Comment Not going to work. (Score 1) 114

Live + People = CRAZY! It's psychology. People en-masse are bat-shit-fucking-nuts. If an individual who is crazy and seeks to hurt himself or others, and they have the ability to broadcast to the world, live, in their pockets, they will do it. This is on facebook for introducing live video capabilities with no way to police who can/can't broadcast. This is why Television standards and stuff were invented. But you millennials think you know everything and that everyone is peachy. Welcome to reality. It's a brutal place.

Comment Millenial Joke? (Score 1) 405

Is this another millenial joke? Like they don't understand when you are hired by a company you work for them during office hours and not for yourself?

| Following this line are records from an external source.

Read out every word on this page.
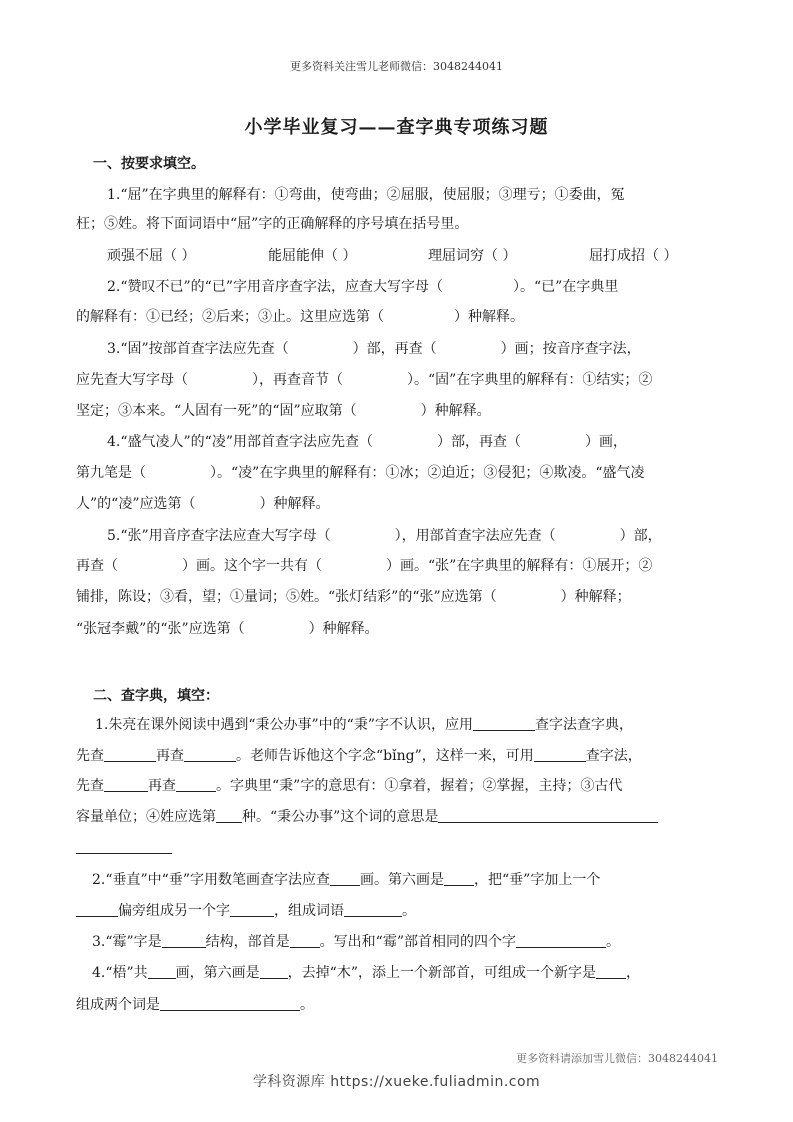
更多资料关注雪儿老师微信：3048244041
小学毕业复习——查字典专项练习题
一、按要求填空。
1.“屈”在字典里的解释有：①弯曲，使弯曲；②屈服，使屈服；③理亏；①委曲，冤
枉；⑤姓。将下面词语中“屈”字的正确解释的序号填在括号里。
顽强不屈（ ）	能屈能伸（ ）	理屈词穷（ ）	屈打成招（ ）
2.“赞叹不已”的“已”字用音序查字法，应查大写字母（	）。“已”在字典里
的解释有：①已经；②后来；③止。这里应选第（	）种解释。
3.“固”按部首查字法应先查（	）部，再查（	）画；按音序查字法，
应先查大写字母（	），再查音节（	）。“固”在字典里的解释有：①结实；②
坚定；③本来。“人固有一死”的“固”应取第（	）种解释。
4.“盛气凌人”的“凌”用部首查字法应先查（	）部，再查（	）画，
第九笔是（	）。“凌”在字典里的解释有：①冰；②迫近；③侵犯；④欺凌。“盛气凌
人”的“凌”应选第（	）种解释。
5.“张”用音序查字法应查大写字母（	），用部首查字法应先查（	）部，
再查（	）画。这个字一共有（	）画。“张”在字典里的解释有：①展开；②
铺排，陈设；③看，望；①量词；⑤姓。“张灯结彩”的“张”应选第（	）种解释；
“张冠李戴”的“张”应选第（	）种解释。
二、查字典，填空：
1.朱亮在课外阅读中遇到“秉公办事”中的“秉”字不认识，应用	查字法查字典，
先查	再查	。老师告诉他这个字念“bǐng”，这样一来，可用	查字法，
先查	再查	。字典里“秉”字的意思有：①拿着，握着；②掌握，主持；③古代
容量单位；④姓应选第 种。“秉公办事”这个词的意思是
2.“垂直”中“垂”字用数笔画查字法应查 画。第六画是 ，把“垂”字加上一个
偏旁组成另一个字	，组成词语	。
3.“霉”字是	结构，部首是 。写出和“霉”部首相同的四个字	。
4.“梧”共 画，第六画是 ，去掉“木”，添上一个新部首，可组成一个新字是 ，
组成两个词是	。
更多资料请添加雪儿微信：3048244041
学科资源库 https://xueke.fuliadmin.com
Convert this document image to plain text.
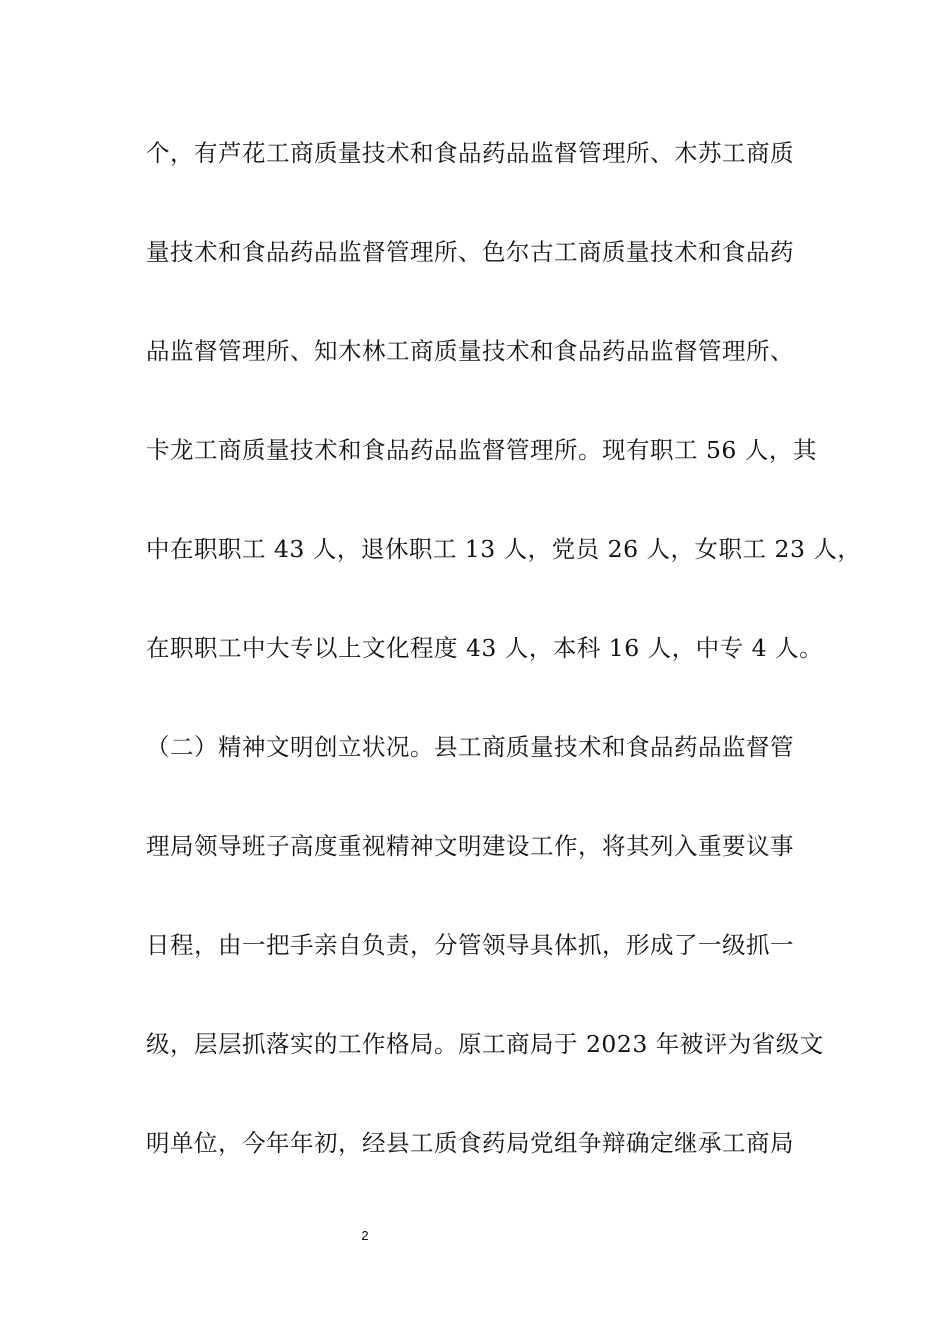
个，有芦花工商质量技术和食品药品监督管理所、木苏工商质
量技术和食品药品监督管理所、色尔古工商质量技术和食品药
品监督管理所、知木林工商质量技术和食品药品监督管理所、
卡龙工商质量技术和食品药品监督管理所。现有职工 56 人，其
中在职职工 43 人，退休职工 13 人，党员 26 人，女职工 23 人，
在职职工中大专以上文化程度 43 人，本科 16 人，中专 4 人。
（二）精神文明创立状况。县工商质量技术和食品药品监督管
理局领导班子高度重视精神文明建设工作，将其列入重要议事
日程，由一把手亲自负责，分管领导具体抓，形成了一级抓一
级，层层抓落实的工作格局。原工商局于 2023 年被评为省级文
明单位，今年年初，经县工质食药局党组争辩确定继承工商局
2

Seems like people need a lesson in work ethics... Yes, you should be fired, and no, you don't need a reason (you can guess) from them on why unless prohibited by law. Don't do it. If you want to work on something on the side, work on it "ON THE SIDE!" not during work hours.

Comment Missed a step... (Score 0) 181

Missed a step somewhere. Turn off the RAID or change out the 2.5 disk. What is so hard with that? If you wanted to put linux on something, choosing Lenovo with Windows 10 was your first mistake. Secondly, there is no "RAID Lock in". All raid devices can be undone. GParted can remove this I believe. You're first fallacy was thinking that linux would work on lenovo out of the box. But sure, you tried to install Ubuntu so obviously you're a linux noob.

Comment Good lord (Score 0) 928

Am I the only one who agrees with her? Look, it's one thing for freedom of speech but the toxic environment that is kernel-space is why so many of us avoid it. If I wanted to be yelled at, I would have joined the military. I understand calling someone out on something that's wrong, but there's a way to do it without causing the other person to go slit his/her wrists over it.

Comment Calm the fuck down (Score 1) 208

"The Fair Work Commission didn't find that unfriending someone on Facebook constitutes workplace bullying," Josh Bornstein, a lawyer at the firm Maurice Blackburn, told ABC News. Unfriending someone isn't workplace bullying, and shame on the poster for suggesting such a thing without even reading the article.

Comment Except... (Score 1) 170

That Steam Machines don't require an XBox One. I don't own any of these current gen consoles and never will. I have a much more powerful HTPC than an XBox One that runs Steam OS, has enough ports for an 8 man couch multiplayer session, has 2TB of disk space, with a better graphics card, better ram, and complete open-ness to install whatever I want.

Comment What? (Score 4, Informative) 83

I really don't understand why this article is a thing. For 1, it's a really shitty way to generate dungeons as there are vastly superior ways of doing it: cellular automata http://www.futuredatalab.com/p... for example can product cave like dungeons, regular rectangular dungeons, etc and not just something made with ASCII that needs to then be converted. I've even seen KDtree's drawn out to represent rooms and such for muds. This article fails on a multitude of fronts. First being the DICE ad tracker embedded in the link to the article. Second, being the fact that he is "impressed" with how fast it runs on a Core-i7. Third, the use of SourceForge, where projects go to die. And finally, the fact that the article says it's geared towards beginners, teaching them bad coding practices and the like with the shitty code that's on sourceforge.

Comment Re: Definitely hype (Score 1) 78

I agree, backbone has worked well for me for a while now. I use what I need (controllers, views, models) and leave what I don't (routes). I use underscore templates for the views, and compress all that shit down to like 200kb. Which is still a lot. I'm so sick of page bloat that I fundamentally go out of my way to criticize people who think 1mb page loads are ok.